Marche du 8 juillet : Jacquemain Shabani dénonce « des actes de haute trahison » de l’opposition
À quelques jours de la marche de l’opposition du 8 juillet vers le Palais de la Nation, le ministre de l’Intérieur Jacquemain Shabani qualifie l’appel à démettre le commandant suprême des FARDC, en pleine guerre à l’Est, d’« actes de haute trahison ».
Jacquemain Shabani ministre de l'intérieur : Crédit photo
AFP
Sur le plateau d’un entretien télévisé, le vice-Premier ministre et ministre de l’Intérieur Jacquemain Shabani revient sans cesse à la même question. « Qui est le premier bénéficiaire ? », répète-t-il à propos des chefs de l’opposition qui ont fixé une date pour réclamer le départ du chef de l’État. Sa réponse tombe, nette : « Ce n’est pas le commandant des forces armées rwandaises ? »
À quelques jours de la marche que la Coalition Article 64 prévoit le 8 juillet à Kinshasa, le ministre déplace le débat sur le terrain de la guerre à l’Est. Pour lui, appeler à démettre celui qui, en vertu de la Constitution, est le commandant suprême des Forces armées de la RDC, au moment où ces troupes affrontent dans le Kivu une rébellion soutenue par le Rwanda, ne relève pas de la simple contestation. « C’est des actes de haute trahison », déclare-t-il, en visant les responsables de partis qui ont, selon ses mots, « identifié une date pour aller les démettre ».
La marche, elle, a été notifiée. Dans une lettre datée du 23 juin et reçue à l’hôtel de ville le 25, les leaders de l’opposition réunis dans la Coalition Article 64, parmi lesquels Martin Fayulu, Jean-Marc Kabund, Moïse Katumbi, Augustin Matata et Delly Sesanga, ont confirmé le Palais de la Nation comme point de chute. Ils disent vouloir y déposer un mémorandum au président de la République et exiger la démission de Félix Tshisekedi, au nom de l’attachement au respect de la Constitution et de la préservation de l’ordre constitutionnel.
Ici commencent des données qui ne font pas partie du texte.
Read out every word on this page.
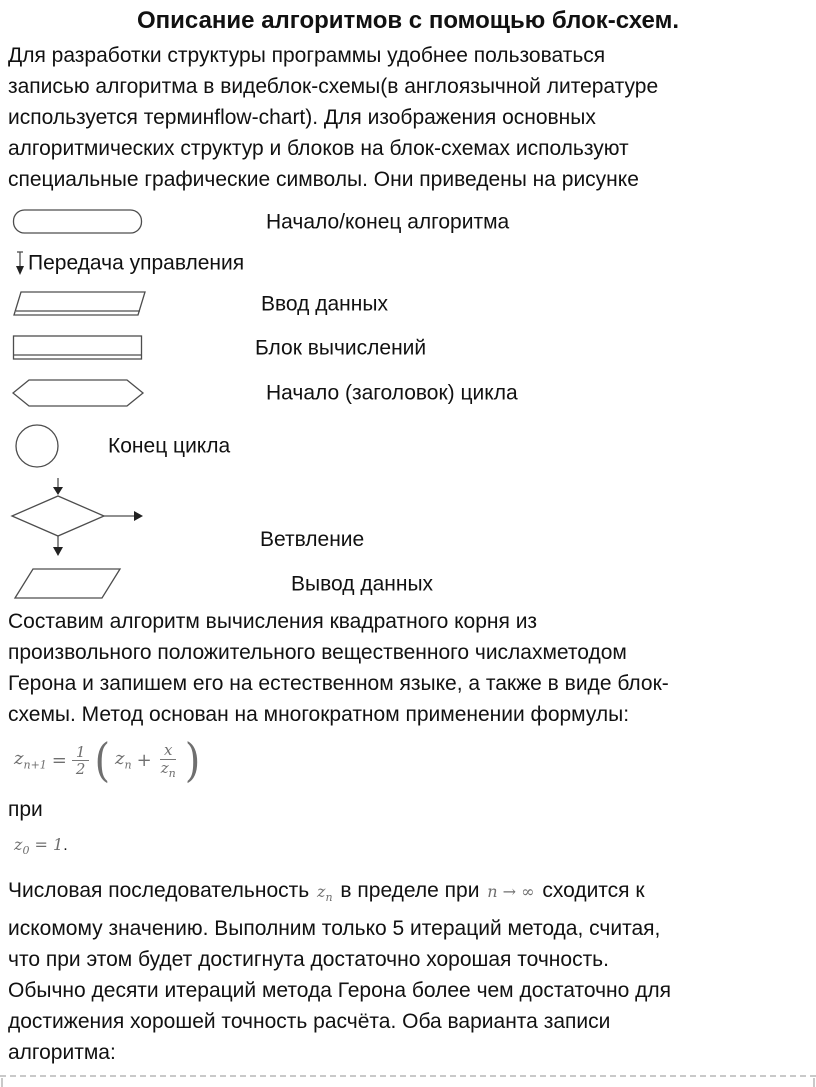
Описание алгоритмов с помощью блок-схем.
Для разработки структуры программы удобнее пользоваться
записью алгоритма в видеблок-схемы(в англоязычной литературе
используется терминflow-chart). Для изображения основных
алгоритмических структур и блоков на блок-схемах используют
специальные графические символы. Они приведены на рисунке
Начало/конец алгоритма
Передача управления
Ввод данных
Блок вычислений
Начало (заголовок) цикла
Конец цикла
Ветвление
Вывод данных
Составим алгоритм вычисления квадратного корня из
произвольного положительного вещественного числахметодом
Герона и запишем его на естественном языке, а также в виде блок-
схемы. Метод основан на многократном применении формулы:
$z_{n+1} = \frac{1}{2}$ ( $z_n + \frac{x}{z_n}$ )
при
$z_0 = 1$.
Числовая последовательность $z_n$ в пределе при n → ∞ сходится к
искомому значению. Выполним только 5 итераций метода, считая,
что при этом будет достигнута достаточно хорошая точность.
Обычно десяти итераций метода Герона более чем достаточно для
достижения хорошей точность расчёта. Оба варианта записи
алгоритма:
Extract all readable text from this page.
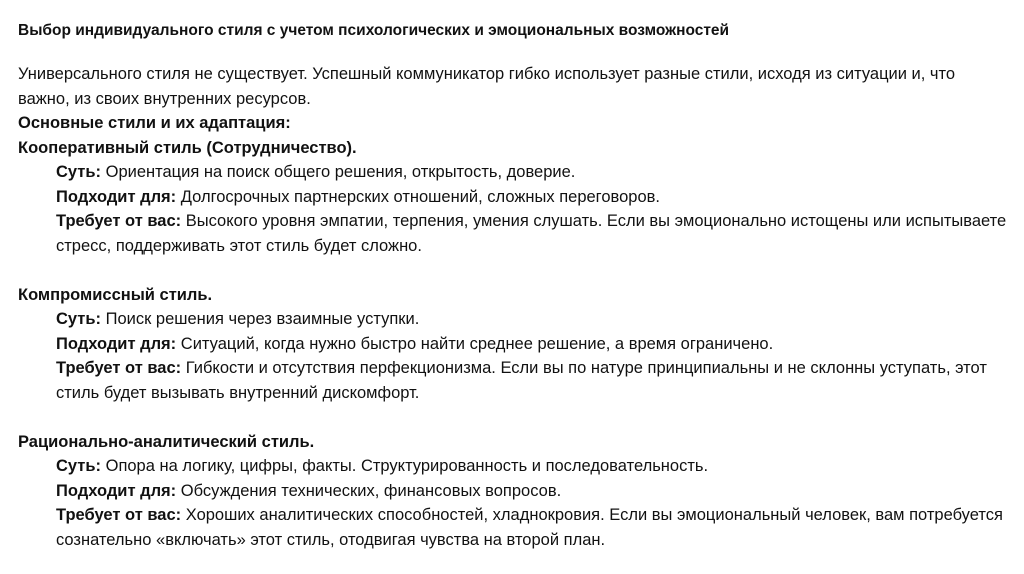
Выбор индивидуального стиля с учетом психологических и эмоциональных возможностей

Универсального стиля не существует. Успешный коммуникатор гибко использует разные стили, исходя из ситуации и, что важно, из своих внутренних ресурсов.

Основные стили и их адаптация:

Кооперативный стиль (Сотрудничество).

Суть: Ориентация на поиск общего решения, открытость, доверие.

Подходит для: Долгосрочных партнерских отношений, сложных переговоров.

Требует от вас: Высокого уровня эмпатии, терпения, умения слушать. Если вы эмоционально истощены или испытываете стресс, поддерживать этот стиль будет сложно.

Компромиссный стиль.

Суть: Поиск решения через взаимные уступки.

Подходит для: Ситуаций, когда нужно быстро найти среднее решение, а время ограничено.

Требует от вас: Гибкости и отсутствия перфекционизма. Если вы по натуре принципиальны и не склонны уступать, этот стиль будет вызывать внутренний дискомфорт.

Рационально-аналитический стиль.

Суть: Опора на логику, цифры, факты. Структурированность и последовательность.

Подходит для: Обсуждения технических, финансовых вопросов.

Требует от вас: Хороших аналитических способностей, хладнокровия. Если вы эмоциональный человек, вам потребуется сознательно «включать» этот стиль, отодвигая чувства на второй план.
Là où l’opposition invoque un droit constitutionnel, Shabani lit une atteinte à l’institution militaire en pleine guerre.
Le ministre étend sa mise en garde aux médias. « Vous ne pouvez pas faire l’apologie de la trahison, de la complicité et de l’accompagnement d’une armée étrangère qui veut occuper la République démocratique du Congo et s’en prendre au commandant suprême », lance-t-il, rappelant à la presse, qu’il qualifie de quatrième pouvoir, sa « responsabilité » à l’égard de la souveraineté et de l’intégrité territoriale du pays. Il invite aussi à mesurer le chemin parcouru en matière de libertés : sortir d’une réunion en plein jour, à Kinshasa, pour annoncer une telle démarche n’aurait pas été toléré, dit-il en substance, sous d’autres régimes.
Sur le plan pratique, le pouvoir a resserré l’étau. Le 27 juin, le vice-Premier ministre de l’Intérieur a signé un télégramme interdisant tout rassemblement de masse dans la capitale, au nom de la prévention du virus Ebola. Le ministre des Droits humains, Samuel Mbemba, avait pour sa part rappelé que la commune de la Gombe, où se trouve le Palais de la Nation, demeure une zone neutre fermée aux manifestations. L’opposition, elle, dénonce une interdiction « politiquement motivée » qui viserait, sous couvert sanitaire, à empêcher la mobilisation.
Reste une bataille de mots aux conséquences lourdes. Entre exiger la démission d’un président par une marche pacifique, ce que revendique la Coalition Article 64, et démettre le commandant suprême en pleine offensive de l’AFC-M23, ce que dénonce le ministre, se joue la qualification d’un même geste. La haute trahison, dans le droit congolais, vise des faits précis et engage des procédures lourdes ; l’employer dans le débat public, à dix jours d’une mobilisation, n’est pas un mot anodin.
Le 8 juillet dira si la marche se tient, et sous quelle forme. D’ici là, le gouvernement a posé son cadre, l’opposition le sien, et le Palais de la Nation reste le point que les deux camps revendiquent chacun à sa manière.